6.30.2013

Loose Lips

Digby has been quite attentive to this. (More graphics here).

Sinister? At the very least, inappropriate in a democracy. And I have to say: it also seems pretty much an extension of your average organization's approach to employee management.

Sure, your foreign types have their own attitudes toward spying on citizens.

That article's author makes a point of noting that the NSA's reach made a former high-ranking Stasi officer feel "appalled." Or was the emotion jealousy?

A former victim of the Stasi says—
"When the wall fell, I wanted to see what the Stasi had on me, on the world I knew. ... A large part of what I found was nothing more than office gossip, the sort of thing people used to say around the water cooler about affairs and gripes, the sort of things that people today put in emails or texts to each other."
At this week's Morning Huddle (and here, I do have to repeat myself)—the theme is Don't Worry.

I also have to repeat myself in quoting the suggestion to go for a stress-relieving walk (just remember: move along; nothing to see).

To quote more of the Stasi/Homeland Security-Industrial Complex comparisons—
[the German spokeswoman for Stasi records]...noted that Stasi victims have a large advantage in finding out what was studied.

"It's easy to make information available when it was gathered by a state that no longer exists," she said.

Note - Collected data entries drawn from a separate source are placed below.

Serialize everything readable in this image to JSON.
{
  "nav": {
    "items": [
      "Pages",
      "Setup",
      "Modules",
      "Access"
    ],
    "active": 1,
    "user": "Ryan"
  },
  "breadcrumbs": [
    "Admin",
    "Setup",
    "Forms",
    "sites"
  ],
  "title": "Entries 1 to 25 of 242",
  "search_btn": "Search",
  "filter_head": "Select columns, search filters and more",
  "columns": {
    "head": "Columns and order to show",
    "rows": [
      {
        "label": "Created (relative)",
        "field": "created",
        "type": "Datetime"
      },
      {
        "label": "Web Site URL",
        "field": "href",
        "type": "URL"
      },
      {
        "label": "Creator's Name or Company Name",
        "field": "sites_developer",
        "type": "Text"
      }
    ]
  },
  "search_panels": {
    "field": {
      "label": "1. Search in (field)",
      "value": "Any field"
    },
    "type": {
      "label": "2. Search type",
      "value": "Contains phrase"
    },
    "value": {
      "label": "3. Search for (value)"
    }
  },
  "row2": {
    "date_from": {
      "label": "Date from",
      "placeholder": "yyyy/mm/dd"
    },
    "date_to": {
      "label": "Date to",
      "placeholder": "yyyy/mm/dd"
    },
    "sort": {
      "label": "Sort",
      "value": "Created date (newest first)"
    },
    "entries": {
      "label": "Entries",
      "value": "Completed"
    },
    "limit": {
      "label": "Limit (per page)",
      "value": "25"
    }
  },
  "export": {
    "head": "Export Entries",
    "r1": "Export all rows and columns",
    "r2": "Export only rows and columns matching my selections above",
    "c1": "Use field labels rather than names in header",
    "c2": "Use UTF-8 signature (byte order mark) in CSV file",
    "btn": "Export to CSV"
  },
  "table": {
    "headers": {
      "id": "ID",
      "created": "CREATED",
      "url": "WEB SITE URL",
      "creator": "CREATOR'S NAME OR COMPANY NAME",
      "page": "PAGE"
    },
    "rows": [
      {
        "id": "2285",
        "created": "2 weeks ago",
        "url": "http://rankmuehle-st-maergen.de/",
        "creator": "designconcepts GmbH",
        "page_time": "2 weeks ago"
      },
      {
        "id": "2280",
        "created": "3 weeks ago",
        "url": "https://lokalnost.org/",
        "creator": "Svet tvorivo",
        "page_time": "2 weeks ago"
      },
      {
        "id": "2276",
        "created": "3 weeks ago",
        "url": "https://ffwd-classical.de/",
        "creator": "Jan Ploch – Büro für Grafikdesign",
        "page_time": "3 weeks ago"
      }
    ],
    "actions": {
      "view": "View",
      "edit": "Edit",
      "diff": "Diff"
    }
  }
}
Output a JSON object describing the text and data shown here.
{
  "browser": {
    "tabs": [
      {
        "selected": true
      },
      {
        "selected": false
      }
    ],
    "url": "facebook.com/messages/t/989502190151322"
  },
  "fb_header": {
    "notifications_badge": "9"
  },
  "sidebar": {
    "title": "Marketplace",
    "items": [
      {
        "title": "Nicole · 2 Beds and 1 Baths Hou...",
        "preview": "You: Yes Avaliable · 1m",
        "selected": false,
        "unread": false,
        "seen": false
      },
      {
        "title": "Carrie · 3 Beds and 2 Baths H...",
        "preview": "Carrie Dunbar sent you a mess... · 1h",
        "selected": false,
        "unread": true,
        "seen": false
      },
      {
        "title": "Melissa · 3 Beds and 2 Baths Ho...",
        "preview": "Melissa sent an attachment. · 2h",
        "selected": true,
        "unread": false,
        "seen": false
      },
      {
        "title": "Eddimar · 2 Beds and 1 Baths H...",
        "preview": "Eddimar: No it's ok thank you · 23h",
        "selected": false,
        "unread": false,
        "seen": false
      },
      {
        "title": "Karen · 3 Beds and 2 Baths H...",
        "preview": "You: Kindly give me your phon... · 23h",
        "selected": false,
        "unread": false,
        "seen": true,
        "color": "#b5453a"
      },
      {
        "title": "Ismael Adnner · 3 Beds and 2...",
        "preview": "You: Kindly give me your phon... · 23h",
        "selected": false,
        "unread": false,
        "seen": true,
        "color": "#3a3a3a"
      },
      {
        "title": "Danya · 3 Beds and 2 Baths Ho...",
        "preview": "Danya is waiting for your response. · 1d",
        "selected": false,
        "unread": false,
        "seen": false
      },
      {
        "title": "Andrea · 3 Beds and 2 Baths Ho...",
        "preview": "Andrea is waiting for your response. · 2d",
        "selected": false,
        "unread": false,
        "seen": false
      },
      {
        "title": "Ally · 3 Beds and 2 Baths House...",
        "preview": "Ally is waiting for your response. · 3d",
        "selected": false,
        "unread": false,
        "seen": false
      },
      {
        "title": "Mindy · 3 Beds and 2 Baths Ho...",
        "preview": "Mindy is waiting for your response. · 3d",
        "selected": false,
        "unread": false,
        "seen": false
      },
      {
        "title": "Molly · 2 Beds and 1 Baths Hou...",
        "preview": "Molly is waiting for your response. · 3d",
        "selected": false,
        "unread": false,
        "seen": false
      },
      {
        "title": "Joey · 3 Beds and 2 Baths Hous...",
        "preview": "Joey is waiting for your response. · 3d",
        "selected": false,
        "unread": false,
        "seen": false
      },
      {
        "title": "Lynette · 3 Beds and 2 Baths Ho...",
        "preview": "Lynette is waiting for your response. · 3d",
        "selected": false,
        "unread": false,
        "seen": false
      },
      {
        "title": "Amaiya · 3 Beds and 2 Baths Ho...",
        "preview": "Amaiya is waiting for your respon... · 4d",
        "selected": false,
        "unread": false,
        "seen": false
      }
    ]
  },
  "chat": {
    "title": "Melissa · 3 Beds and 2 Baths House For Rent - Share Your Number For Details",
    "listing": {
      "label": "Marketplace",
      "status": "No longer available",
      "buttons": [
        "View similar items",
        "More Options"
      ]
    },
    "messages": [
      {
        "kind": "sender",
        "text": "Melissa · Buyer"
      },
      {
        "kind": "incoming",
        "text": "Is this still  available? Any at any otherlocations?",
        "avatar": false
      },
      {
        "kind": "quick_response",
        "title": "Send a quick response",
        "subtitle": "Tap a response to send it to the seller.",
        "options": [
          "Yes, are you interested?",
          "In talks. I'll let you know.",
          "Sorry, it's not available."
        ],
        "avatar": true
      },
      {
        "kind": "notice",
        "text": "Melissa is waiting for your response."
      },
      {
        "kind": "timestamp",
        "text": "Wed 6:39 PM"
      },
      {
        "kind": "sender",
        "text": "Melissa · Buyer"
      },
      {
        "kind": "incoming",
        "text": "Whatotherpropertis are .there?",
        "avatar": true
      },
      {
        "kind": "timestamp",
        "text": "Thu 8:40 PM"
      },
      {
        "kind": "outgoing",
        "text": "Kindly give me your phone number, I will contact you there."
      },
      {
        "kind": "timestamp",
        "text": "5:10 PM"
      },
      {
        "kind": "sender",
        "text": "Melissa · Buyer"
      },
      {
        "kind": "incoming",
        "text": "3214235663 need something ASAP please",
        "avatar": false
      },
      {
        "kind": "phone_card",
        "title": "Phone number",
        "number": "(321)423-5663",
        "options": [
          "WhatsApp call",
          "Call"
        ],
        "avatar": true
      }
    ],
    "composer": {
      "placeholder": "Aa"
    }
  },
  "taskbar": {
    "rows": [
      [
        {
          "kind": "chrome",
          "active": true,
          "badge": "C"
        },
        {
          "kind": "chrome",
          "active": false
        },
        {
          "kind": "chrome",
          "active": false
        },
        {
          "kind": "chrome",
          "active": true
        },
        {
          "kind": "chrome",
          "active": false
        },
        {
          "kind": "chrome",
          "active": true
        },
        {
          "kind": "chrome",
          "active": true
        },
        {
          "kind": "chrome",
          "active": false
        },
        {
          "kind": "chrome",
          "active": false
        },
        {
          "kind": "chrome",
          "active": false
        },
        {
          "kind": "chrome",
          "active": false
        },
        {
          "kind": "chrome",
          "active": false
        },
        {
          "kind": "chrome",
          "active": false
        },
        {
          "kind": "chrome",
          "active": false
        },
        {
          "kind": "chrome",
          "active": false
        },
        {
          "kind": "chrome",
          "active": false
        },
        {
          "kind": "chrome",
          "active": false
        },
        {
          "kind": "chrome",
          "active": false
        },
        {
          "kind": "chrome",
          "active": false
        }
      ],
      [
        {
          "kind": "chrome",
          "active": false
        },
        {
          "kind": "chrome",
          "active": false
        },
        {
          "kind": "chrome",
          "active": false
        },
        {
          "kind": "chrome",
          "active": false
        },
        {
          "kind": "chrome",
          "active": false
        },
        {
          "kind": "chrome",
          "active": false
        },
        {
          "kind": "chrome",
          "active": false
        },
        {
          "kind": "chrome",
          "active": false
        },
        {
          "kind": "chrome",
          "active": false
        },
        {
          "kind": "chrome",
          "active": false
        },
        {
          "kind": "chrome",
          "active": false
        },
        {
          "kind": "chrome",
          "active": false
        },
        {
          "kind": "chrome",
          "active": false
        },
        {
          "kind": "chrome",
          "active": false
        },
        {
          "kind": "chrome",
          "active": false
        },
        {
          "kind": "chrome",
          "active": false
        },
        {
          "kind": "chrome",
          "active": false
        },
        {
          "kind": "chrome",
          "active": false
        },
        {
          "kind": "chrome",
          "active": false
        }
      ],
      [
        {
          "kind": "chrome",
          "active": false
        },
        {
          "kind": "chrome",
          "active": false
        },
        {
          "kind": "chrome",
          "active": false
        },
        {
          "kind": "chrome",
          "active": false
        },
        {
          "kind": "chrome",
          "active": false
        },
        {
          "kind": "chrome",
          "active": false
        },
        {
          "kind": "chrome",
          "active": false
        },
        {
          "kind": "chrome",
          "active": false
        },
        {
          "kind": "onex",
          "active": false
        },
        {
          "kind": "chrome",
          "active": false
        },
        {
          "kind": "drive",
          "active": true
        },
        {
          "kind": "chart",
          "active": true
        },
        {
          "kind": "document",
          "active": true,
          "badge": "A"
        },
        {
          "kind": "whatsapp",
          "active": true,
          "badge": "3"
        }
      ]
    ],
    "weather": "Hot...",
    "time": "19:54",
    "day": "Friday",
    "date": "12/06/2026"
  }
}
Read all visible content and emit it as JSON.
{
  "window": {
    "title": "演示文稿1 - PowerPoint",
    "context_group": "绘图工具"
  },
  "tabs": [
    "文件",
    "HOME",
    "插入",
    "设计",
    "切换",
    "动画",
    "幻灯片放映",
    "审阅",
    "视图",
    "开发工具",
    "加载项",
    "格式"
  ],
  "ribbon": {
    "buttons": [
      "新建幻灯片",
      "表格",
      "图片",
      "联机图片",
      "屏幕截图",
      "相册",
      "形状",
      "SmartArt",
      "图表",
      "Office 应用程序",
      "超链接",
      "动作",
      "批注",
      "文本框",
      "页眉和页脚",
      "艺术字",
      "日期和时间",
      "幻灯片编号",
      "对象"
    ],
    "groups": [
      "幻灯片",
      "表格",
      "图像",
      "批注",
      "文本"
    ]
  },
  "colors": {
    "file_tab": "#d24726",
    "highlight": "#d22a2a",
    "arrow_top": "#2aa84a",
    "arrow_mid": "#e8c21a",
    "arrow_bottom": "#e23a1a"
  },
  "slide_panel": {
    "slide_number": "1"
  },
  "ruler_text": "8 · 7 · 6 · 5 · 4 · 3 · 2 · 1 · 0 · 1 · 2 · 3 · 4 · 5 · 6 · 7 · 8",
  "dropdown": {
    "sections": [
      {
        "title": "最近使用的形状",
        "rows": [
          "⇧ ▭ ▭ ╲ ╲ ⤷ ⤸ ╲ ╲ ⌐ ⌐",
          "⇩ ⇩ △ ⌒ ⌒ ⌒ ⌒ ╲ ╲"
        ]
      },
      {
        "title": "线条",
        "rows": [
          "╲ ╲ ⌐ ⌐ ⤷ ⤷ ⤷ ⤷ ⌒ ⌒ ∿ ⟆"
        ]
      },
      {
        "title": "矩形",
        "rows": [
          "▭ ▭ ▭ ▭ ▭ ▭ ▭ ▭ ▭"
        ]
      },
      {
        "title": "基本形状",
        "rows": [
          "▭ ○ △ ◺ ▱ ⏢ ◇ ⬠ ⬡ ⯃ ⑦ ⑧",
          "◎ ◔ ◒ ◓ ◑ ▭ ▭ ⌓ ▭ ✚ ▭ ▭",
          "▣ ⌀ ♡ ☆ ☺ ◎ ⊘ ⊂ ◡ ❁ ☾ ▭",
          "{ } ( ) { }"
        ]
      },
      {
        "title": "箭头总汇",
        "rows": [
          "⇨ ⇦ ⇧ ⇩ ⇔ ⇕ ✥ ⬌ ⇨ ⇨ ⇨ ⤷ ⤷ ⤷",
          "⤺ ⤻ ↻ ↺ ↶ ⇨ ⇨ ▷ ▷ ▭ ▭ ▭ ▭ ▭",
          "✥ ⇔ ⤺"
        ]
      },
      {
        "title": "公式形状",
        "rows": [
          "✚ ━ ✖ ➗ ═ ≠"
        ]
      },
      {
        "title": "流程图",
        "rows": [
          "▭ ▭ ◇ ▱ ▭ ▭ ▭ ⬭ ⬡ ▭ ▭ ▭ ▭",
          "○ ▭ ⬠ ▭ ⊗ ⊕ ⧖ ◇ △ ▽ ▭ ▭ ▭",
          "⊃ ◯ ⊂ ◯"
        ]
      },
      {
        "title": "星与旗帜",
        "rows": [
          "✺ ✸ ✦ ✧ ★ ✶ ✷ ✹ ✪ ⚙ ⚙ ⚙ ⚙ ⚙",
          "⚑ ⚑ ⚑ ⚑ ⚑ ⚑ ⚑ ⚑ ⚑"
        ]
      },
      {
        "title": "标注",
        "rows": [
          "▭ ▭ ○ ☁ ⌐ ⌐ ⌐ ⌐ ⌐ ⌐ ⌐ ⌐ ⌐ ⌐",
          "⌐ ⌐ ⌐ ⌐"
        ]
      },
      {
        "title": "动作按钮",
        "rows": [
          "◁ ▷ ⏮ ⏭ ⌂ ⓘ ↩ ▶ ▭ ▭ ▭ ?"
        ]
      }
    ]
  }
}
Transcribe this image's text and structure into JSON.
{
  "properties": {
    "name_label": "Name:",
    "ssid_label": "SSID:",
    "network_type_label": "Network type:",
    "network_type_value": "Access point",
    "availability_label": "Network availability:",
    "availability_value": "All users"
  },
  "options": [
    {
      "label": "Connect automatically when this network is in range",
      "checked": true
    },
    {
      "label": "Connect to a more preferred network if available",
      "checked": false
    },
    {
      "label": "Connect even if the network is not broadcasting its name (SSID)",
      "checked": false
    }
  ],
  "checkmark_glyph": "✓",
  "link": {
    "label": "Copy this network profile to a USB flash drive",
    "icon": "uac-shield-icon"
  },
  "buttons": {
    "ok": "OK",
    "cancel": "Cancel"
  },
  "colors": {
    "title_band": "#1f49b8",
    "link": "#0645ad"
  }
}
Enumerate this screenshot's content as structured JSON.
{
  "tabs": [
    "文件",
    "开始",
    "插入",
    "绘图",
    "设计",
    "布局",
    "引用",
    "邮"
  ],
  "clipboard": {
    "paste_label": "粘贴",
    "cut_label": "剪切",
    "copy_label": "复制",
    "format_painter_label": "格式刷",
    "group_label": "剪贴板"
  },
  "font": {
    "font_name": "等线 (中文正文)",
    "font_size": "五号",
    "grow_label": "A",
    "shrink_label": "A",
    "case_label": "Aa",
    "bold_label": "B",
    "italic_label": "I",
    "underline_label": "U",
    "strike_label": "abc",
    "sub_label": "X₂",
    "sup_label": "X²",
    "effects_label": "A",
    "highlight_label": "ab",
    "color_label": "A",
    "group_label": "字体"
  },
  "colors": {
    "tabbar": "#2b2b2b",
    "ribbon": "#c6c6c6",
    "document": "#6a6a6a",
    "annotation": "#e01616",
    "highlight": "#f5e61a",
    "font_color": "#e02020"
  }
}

Stefan Wolle is the curator for Berlin's East German Museum, which focuses in part on the actions of and reactions to the Stasi. What becomes clear when studying the information the organization gathered is the banality of evil: Simple pieces of everyday life are given much greater importance than they deserve when a secret organization makes the effort to gather the information.

"When the wall fell, I wanted to see what the Stasi had on me, on the world I knew," he said. "A large part of what I found was nothing more than office gossip, the sort of thing people used to say around the water cooler about affairs and gripes, the sort of things that people today put in emails or texts to each other.

"The lesson," he added, "is that when a wide net is cast, almost all of what is caught is worthless. This was the case with the Stasi. This will certainly be the case with the NSA."